The guy at the counter took my key, waved it in some testing machine, handed my key back to me and said, “It’ll cost you $69.99 to start your vehicle.”
I was a little taken aback at the cost, took my key back and said, “I’ll be back.” I would never dare purchase a *key* that costs nearly $70 without approval from my employer.
As I was walking away, he chortled out loud. I wasn’t too happy about that. It felt awkward, and embarrassing. I don’t think it’s very good customer service to laugh at your customers as if they are morons that don’t know their key is going to cost so much money to replace. The key to this van doesn’t have a visible chip, and there was a customer standing in line in front of me or I would have waved the key in the testing machine myself. My first reaction was to never shop in that establishment again, if that’s how customers are being treated.

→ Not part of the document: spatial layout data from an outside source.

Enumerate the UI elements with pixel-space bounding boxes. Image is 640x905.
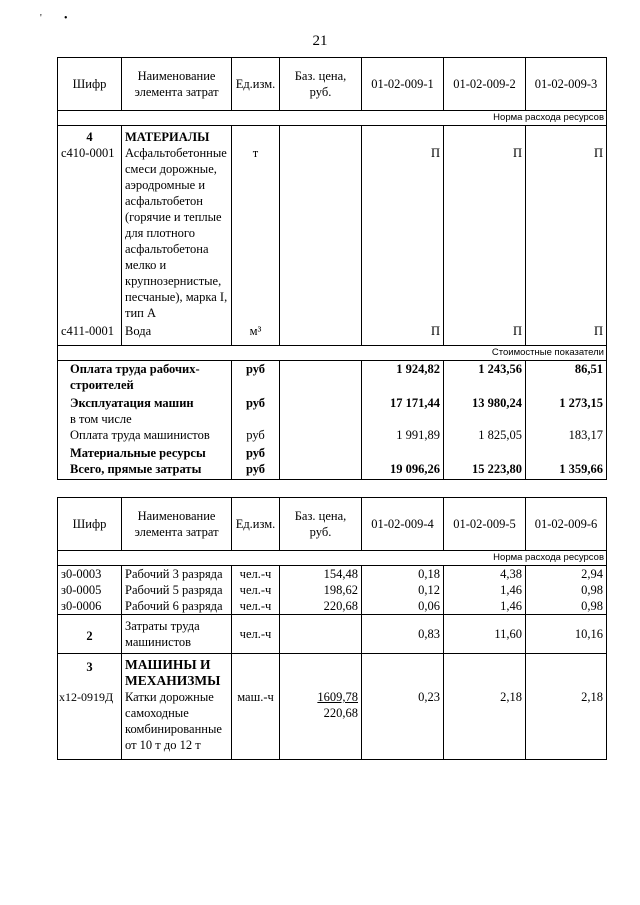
section-number: 3 bbox=[58, 654, 122, 690]
labor-value: 10,16 bbox=[526, 615, 607, 654]
table-row bbox=[58, 126, 607, 146]
worker-value: 1,46 bbox=[444, 598, 526, 615]
item-value: П bbox=[526, 145, 607, 323]
band-costs: Стоимостные показатели bbox=[58, 346, 607, 361]
worker-value: 0,18 bbox=[362, 566, 444, 583]
header-col: 01-02-009-3 bbox=[526, 58, 607, 111]
header-code: Шифр bbox=[58, 58, 122, 111]
worker-unit: чел.-ч bbox=[232, 582, 280, 598]
cost-unit: руб bbox=[232, 393, 280, 411]
page-number: 21 bbox=[312, 33, 328, 49]
resource-table-2 bbox=[57, 497, 607, 760]
worker-value: 4,38 bbox=[444, 566, 526, 583]
header-col: 01-02-009-5 bbox=[444, 498, 526, 551]
worker-price: 154,48 bbox=[280, 566, 362, 583]
cost-unit: руб bbox=[232, 461, 280, 480]
header-name: Наименование элемента затрат bbox=[122, 58, 232, 111]
worker-value: 2,94 bbox=[526, 566, 607, 583]
cost-name: Эксплуатация машин bbox=[58, 393, 232, 411]
header-col: 01-02-009-2 bbox=[444, 58, 526, 111]
worker-value: 0,12 bbox=[362, 582, 444, 598]
cost-row bbox=[58, 393, 607, 411]
header-unit: Ед.изм. bbox=[232, 58, 280, 111]
cost-name: Материальные ресурсы bbox=[58, 443, 232, 461]
table-row bbox=[58, 145, 607, 323]
worker-name: Рабочий 6 разряда bbox=[122, 598, 232, 615]
cost-row bbox=[58, 411, 607, 427]
machine-price-cell bbox=[280, 689, 362, 760]
worker-price: 220,68 bbox=[280, 598, 362, 615]
header-code: Шифр bbox=[58, 498, 122, 551]
cost-value: 86,51 bbox=[526, 361, 607, 394]
item-unit: м³ bbox=[232, 323, 280, 346]
header-price: Баз. цена, руб. bbox=[280, 498, 362, 551]
worker-price: 198,62 bbox=[280, 582, 362, 598]
cost-value: 1 924,82 bbox=[362, 361, 444, 394]
labor-value: 11,60 bbox=[444, 615, 526, 654]
machine-price-secondary: 220,68 bbox=[323, 706, 358, 720]
cost-value: 13 980,24 bbox=[444, 393, 526, 411]
header-col: 01-02-009-1 bbox=[362, 58, 444, 111]
table-header bbox=[58, 58, 607, 111]
header-col: 01-02-009-6 bbox=[526, 498, 607, 551]
cost-value: 19 096,26 bbox=[362, 461, 444, 480]
worker-name: Рабочий 5 разряда bbox=[122, 582, 232, 598]
cost-unit: руб bbox=[232, 443, 280, 461]
machine-price: 1609,78 bbox=[317, 690, 358, 704]
table-header bbox=[58, 498, 607, 551]
worker-unit: чел.-ч bbox=[232, 598, 280, 615]
worker-value: 0,98 bbox=[526, 598, 607, 615]
table-row bbox=[58, 566, 607, 583]
cost-value: 1 273,15 bbox=[526, 393, 607, 411]
worker-code: з0-0003 bbox=[58, 566, 122, 583]
machine-code: х12-0919Д bbox=[58, 689, 122, 760]
machine-unit: маш.-ч bbox=[232, 689, 280, 760]
worker-unit: чел.-ч bbox=[232, 566, 280, 583]
resource-table-1 bbox=[57, 57, 607, 480]
corner-mark: ' bbox=[40, 13, 42, 24]
cost-value: 1 359,66 bbox=[526, 461, 607, 480]
cost-unit: руб bbox=[232, 427, 280, 443]
cost-value: 17 171,44 bbox=[362, 393, 444, 411]
worker-code: з0-0005 bbox=[58, 582, 122, 598]
worker-value: 0,06 bbox=[362, 598, 444, 615]
labor-unit: чел.-ч bbox=[232, 615, 280, 654]
cost-row bbox=[58, 443, 607, 461]
cost-name: в том числе bbox=[58, 411, 232, 427]
labor-name: Затраты труда машинистов bbox=[122, 615, 232, 654]
cost-value: 1 991,89 bbox=[362, 427, 444, 443]
item-value: П bbox=[444, 323, 526, 346]
item-value: П bbox=[362, 145, 444, 323]
item-unit: т bbox=[232, 145, 280, 323]
cost-value: 183,17 bbox=[526, 427, 607, 443]
item-value: П bbox=[526, 323, 607, 346]
section-number: 4 bbox=[58, 126, 122, 146]
cost-unit: руб bbox=[232, 361, 280, 394]
header-unit: Ед.изм. bbox=[232, 498, 280, 551]
table-row bbox=[58, 689, 607, 760]
cost-value: 1 243,56 bbox=[444, 361, 526, 394]
section-title: МАТЕРИАЛЫ bbox=[122, 126, 232, 146]
item-name: Вода bbox=[122, 323, 232, 346]
labor-value: 0,83 bbox=[362, 615, 444, 654]
cost-name: Оплата труда рабочих-строителей bbox=[58, 361, 232, 394]
band-norms: Норма расхода ресурсов bbox=[58, 551, 607, 566]
table-row bbox=[58, 582, 607, 598]
cost-row bbox=[58, 461, 607, 480]
item-code: с411-0001 bbox=[58, 323, 122, 346]
header-name: Наименование элемента затрат bbox=[122, 498, 232, 551]
cost-row bbox=[58, 361, 607, 394]
machine-value: 0,23 bbox=[362, 689, 444, 760]
table-row bbox=[58, 323, 607, 346]
cost-name: Оплата труда машинистов bbox=[58, 427, 232, 443]
cost-value: 1 825,05 bbox=[444, 427, 526, 443]
cost-row bbox=[58, 427, 607, 443]
cost-name: Всего, прямые затраты bbox=[58, 461, 232, 480]
item-name: Асфальтобетонные смеси дорожные, аэродромные и асфальтобетон (горячие и теплые для плотного асфальтобетона мелко и крупнозернистые, песчаные), марка I, тип А bbox=[122, 145, 232, 323]
cost-value: 15 223,80 bbox=[444, 461, 526, 480]
table-row bbox=[58, 615, 607, 654]
header-price: Баз. цена, руб. bbox=[280, 58, 362, 111]
table-row bbox=[58, 598, 607, 615]
machine-value: 2,18 bbox=[444, 689, 526, 760]
band-norms: Норма расхода ресурсов bbox=[58, 111, 607, 126]
machine-name: Катки дорожные самоходные комбинированные от 10 т до 12 т bbox=[122, 689, 232, 760]
item-value: П bbox=[444, 145, 526, 323]
item-code: с410-0001 bbox=[58, 145, 122, 323]
worker-code: з0-0006 bbox=[58, 598, 122, 615]
worker-value: 0,98 bbox=[526, 582, 607, 598]
header-col: 01-02-009-4 bbox=[362, 498, 444, 551]
section-title: МАШИНЫ И МЕХАНИЗМЫ bbox=[122, 654, 232, 690]
machine-value: 2,18 bbox=[526, 689, 607, 760]
item-value: П bbox=[362, 323, 444, 346]
labor-code: 2 bbox=[58, 615, 122, 654]
worker-value: 1,46 bbox=[444, 582, 526, 598]
table-row bbox=[58, 654, 607, 690]
corner-mark: • bbox=[64, 13, 68, 24]
worker-name: Рабочий 3 разряда bbox=[122, 566, 232, 583]
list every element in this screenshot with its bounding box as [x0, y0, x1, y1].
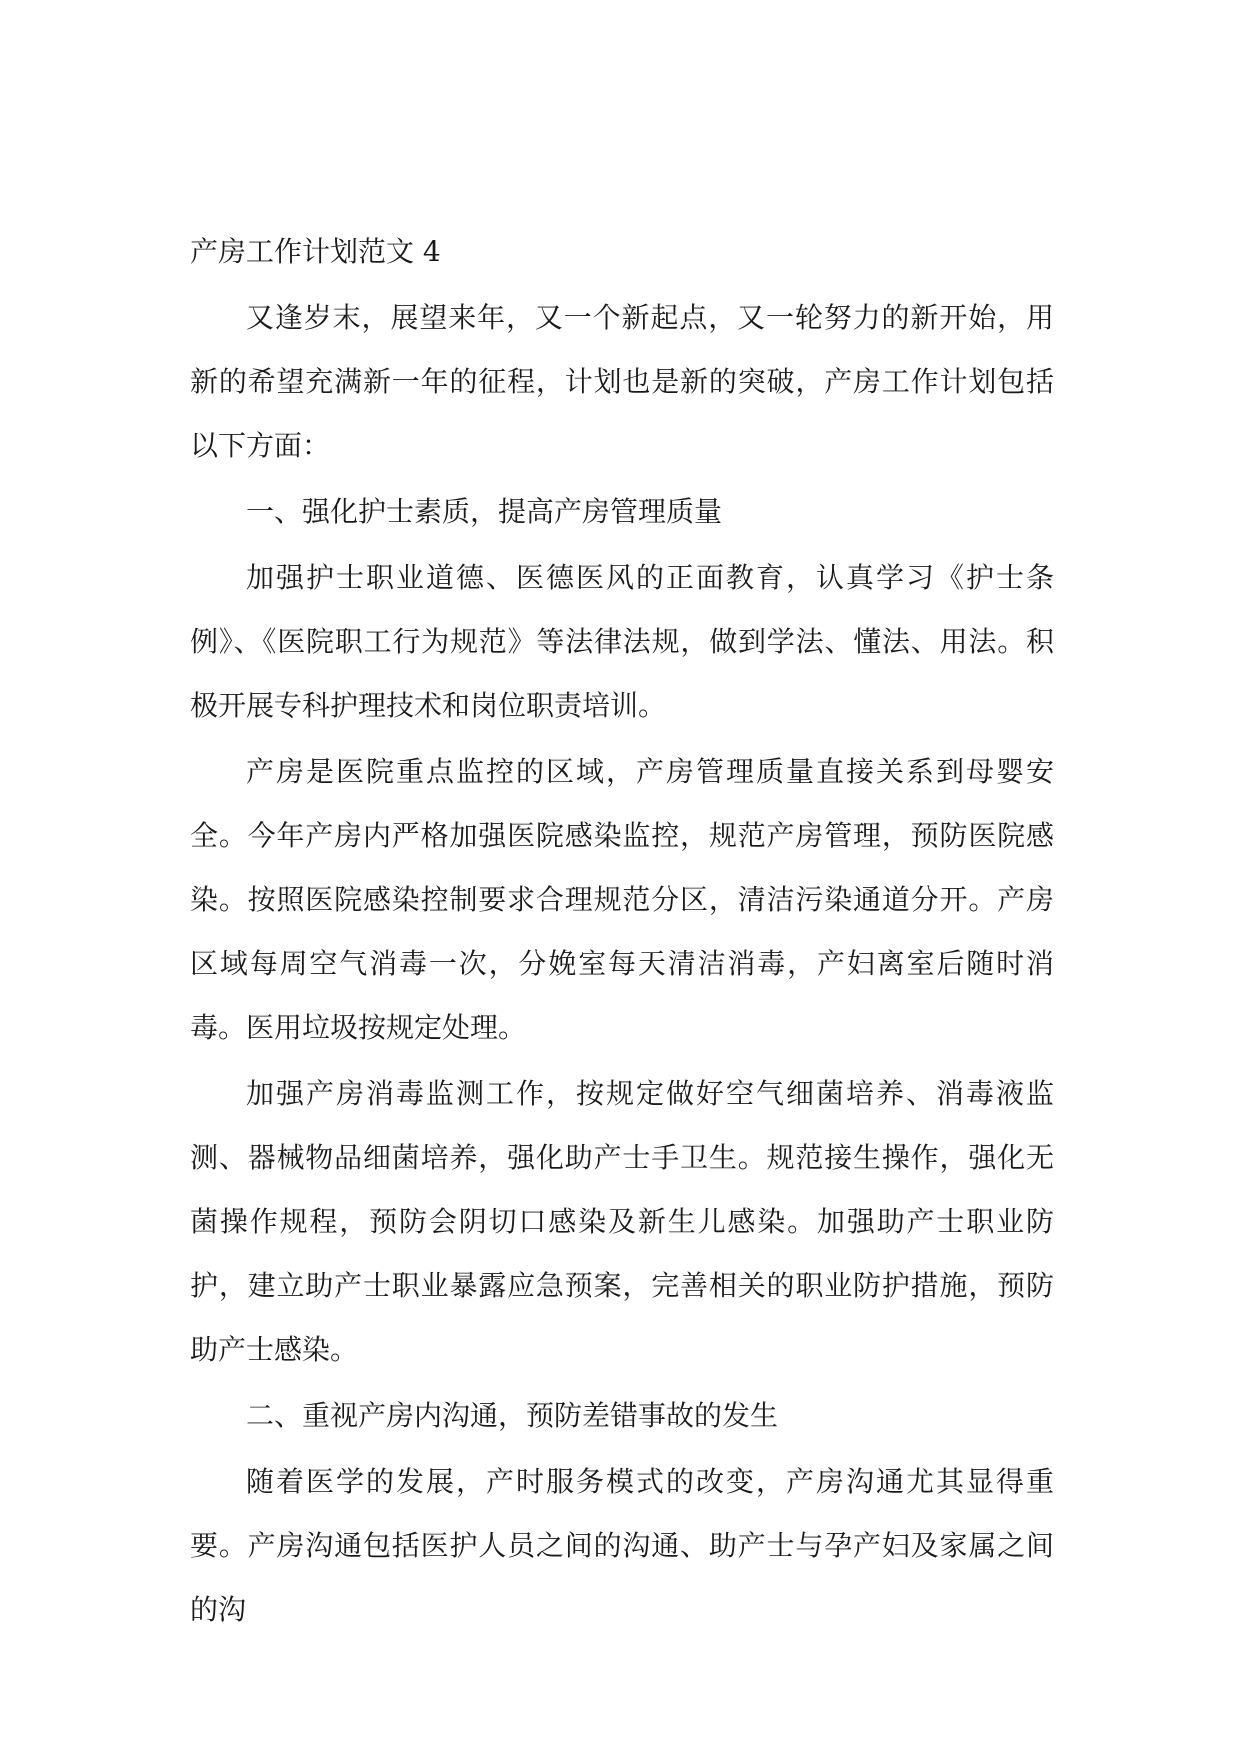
intro-paragraph: 又逢岁末，展望来年，又一个新起点，又一轮努力的新开始，用新的希望充满新一年的征程，计划也是新的突破，产房工作计划包括以下方面：: [190, 301, 1054, 462]
paragraph-communication: 随着医学的发展，产时服务模式的改变，产房沟通尤其显得重要。产房沟通包括医护人员之间的沟通、助产士与孕产妇及家属之间的沟: [190, 1465, 1054, 1626]
paragraph-infection-control: 产房是医院重点监控的区域，产房管理质量直接关系到母婴安全。今年产房内严格加强医院感染监控，规范产房管理，预防医院感染。按照医院感染控制要求合理规范分区，清洁污染通道分开。产房区域每周空气消毒一次，分娩室每天清洁消毒，产妇离室后随时消毒。医用垃圾按规定处理。: [190, 755, 1054, 1044]
section-heading-2: 二、重视产房内沟通，预防差错事故的发生: [246, 1399, 779, 1432]
document-body: [190, 220, 1054, 1644]
paragraph-disinfection-monitoring: 加强产房消毒监测工作，按规定做好空气细菌培养、消毒液监测、器械物品细菌培养，强化助产士手卫生。规范接生操作，强化无菌操作规程，预防会阴切口感染及新生儿感染。加强助产士职业防护，建立助产士职业暴露应急预案，完善相关的职业防护措施，预防助产士感染。: [190, 1077, 1054, 1366]
paragraph-ethics: 加强护士职业道德、医德医风的正面教育，认真学习《护士条例》、《医院职工行为规范》等法律法规，做到学法、懂法、用法。积极开展专科护理技术和岗位职责培训。: [190, 561, 1054, 722]
section-heading-1: 一、强化护士素质，提高产房管理质量: [246, 495, 723, 528]
document-title: 产房工作计划范文 4: [190, 235, 441, 268]
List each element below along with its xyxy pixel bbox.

But then I decided to call the store manager. As the phone rang, I hoped the jerk guy wasn’t the manager. I was sure how I would react to that. As it turns out, the store manager was a young woman. She was sympathetic and apologetic. She was pretty sure she knew exactly who I was talking about. As we talked for a few minutes, I explained what had happened with the van and how it locked the keys inside. At that point she said, “If you just need a key to open the door, I can make you one of those for a couple of bucks. They’re called a valet key.”
Oh. Cool. And why didn’t that guy just tell me that? Then it made sense what he’d said, “It’ll cost you $69.99 to start your vehicle.” Why couldn’t he have said, “This key has an invisible chip, so the cost is $69.99 is you want an ignition key. I can also make you what is called a valet key, which will be useful as a spare but it can only open the vehicle door.”
I feel like he could have given me information and helped me out, instead he acted in a manner which almost lost the store a customer.
The great news is, now I know there is such a thing as a valet key, which is all I really wanted in the first place. And now you know.